The present church is at least the second to have stood on the site; excavations conducted in 1974 revealed the presence of an earlier Carolingian hall church. The present church was built around 1200, shortly before the removal of Straubing's main market to a site well to the east (the present-day Neustadt). St. Peter remained, however, the only rectory in Straubing until 1492, when the Church of St. Jakob was built in the Neustadt. The church was redecorated in a Baroque style sometime before 1696, and an onion-dome was set atop the south-western tower. The Baroque decoration and onion dome were removed in 1866/67 in the course of a historicizing "purification" of the structure.[1] In 1885 the north-western tower, which had previously been only three stories high, was raised to the height of the south-western tower.[2] The most recent restoration was undertaken in 1977/78, at which time the nave was provided with a wooden roof.[3]

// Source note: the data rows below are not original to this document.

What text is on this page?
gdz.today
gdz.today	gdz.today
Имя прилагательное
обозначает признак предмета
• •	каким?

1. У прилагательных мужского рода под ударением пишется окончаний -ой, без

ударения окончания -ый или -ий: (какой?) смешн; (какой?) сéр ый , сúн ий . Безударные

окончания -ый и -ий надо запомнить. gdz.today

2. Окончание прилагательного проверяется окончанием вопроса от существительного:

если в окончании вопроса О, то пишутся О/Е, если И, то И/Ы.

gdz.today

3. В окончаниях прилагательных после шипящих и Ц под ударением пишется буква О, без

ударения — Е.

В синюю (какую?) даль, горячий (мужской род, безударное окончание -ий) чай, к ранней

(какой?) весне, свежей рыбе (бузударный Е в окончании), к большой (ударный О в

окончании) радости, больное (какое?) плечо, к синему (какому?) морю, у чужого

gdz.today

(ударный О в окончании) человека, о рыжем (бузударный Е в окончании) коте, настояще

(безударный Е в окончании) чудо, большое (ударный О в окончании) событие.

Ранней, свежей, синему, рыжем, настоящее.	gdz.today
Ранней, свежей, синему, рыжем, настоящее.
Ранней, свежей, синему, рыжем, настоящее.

St. Peter's is a three-aisled pillar basilica with three apses, and a two-towered western facade. The arcades between side aisles and nave rest on rectangular masonry pillars, whose decoration is not original to the building, but was added in the course of the 19th-century restorations.[4]
Two portals provide access to the building, one from the west and one from the south. The tympanum of the west portal portrays a knight, armed with sword and shield, battling a dragon. The head of a man, whom the dragon has swallowed, is visible between its jaws. The representation may allude to the words of Psalm 35/34:
Take hold of shield and buckler, and stand up for mine help. Draw out also the spear, and stop the way against them that persecute me: say unto my soul, I am thy salvation.[5]
The scene would therefore have Christological significance, with the words of the Psalm understood typologically to refer to Christ as a warrior against evil.[6]
The south portal is somewhat more mysterious. It portrays two animals, at left perhaps a griffin[7] or another dragon,[8] and at right a lion. The two beasts may likewise be engaged in battle.[9] An opposition between good and evil, similar to that on the west portal, is likely intended, perhaps with reference to medieval animal stories such as those found in the Physiologus.[10]
The cemetery surrounding St. Peter's includes three free-standing chapels: a Kapelle Unserer Lieben Frau (Chapel of Our Dear Lady), perhaps originally Romanesque, with a 15th-century ossuary;[11] the Agnes-Bernauer-Kapelle, the burial place of the like-named secret wife of Albert III of Bavaria, executed on charges of witchcraft;[12] and the Totenkapelle (Chapel of the Dead), built in 1486.[13] The latter is perhaps of the greatest artistic significance, on account of its extensive cycle of paintings representing the Totentanz (Dance of the Dead), created by the Rococo artist Felix Hözl (?-1774), a resident of Straubing, in 1763. The cycle is of note as an 18th-century treatment of a predominantly medieval theme.[14]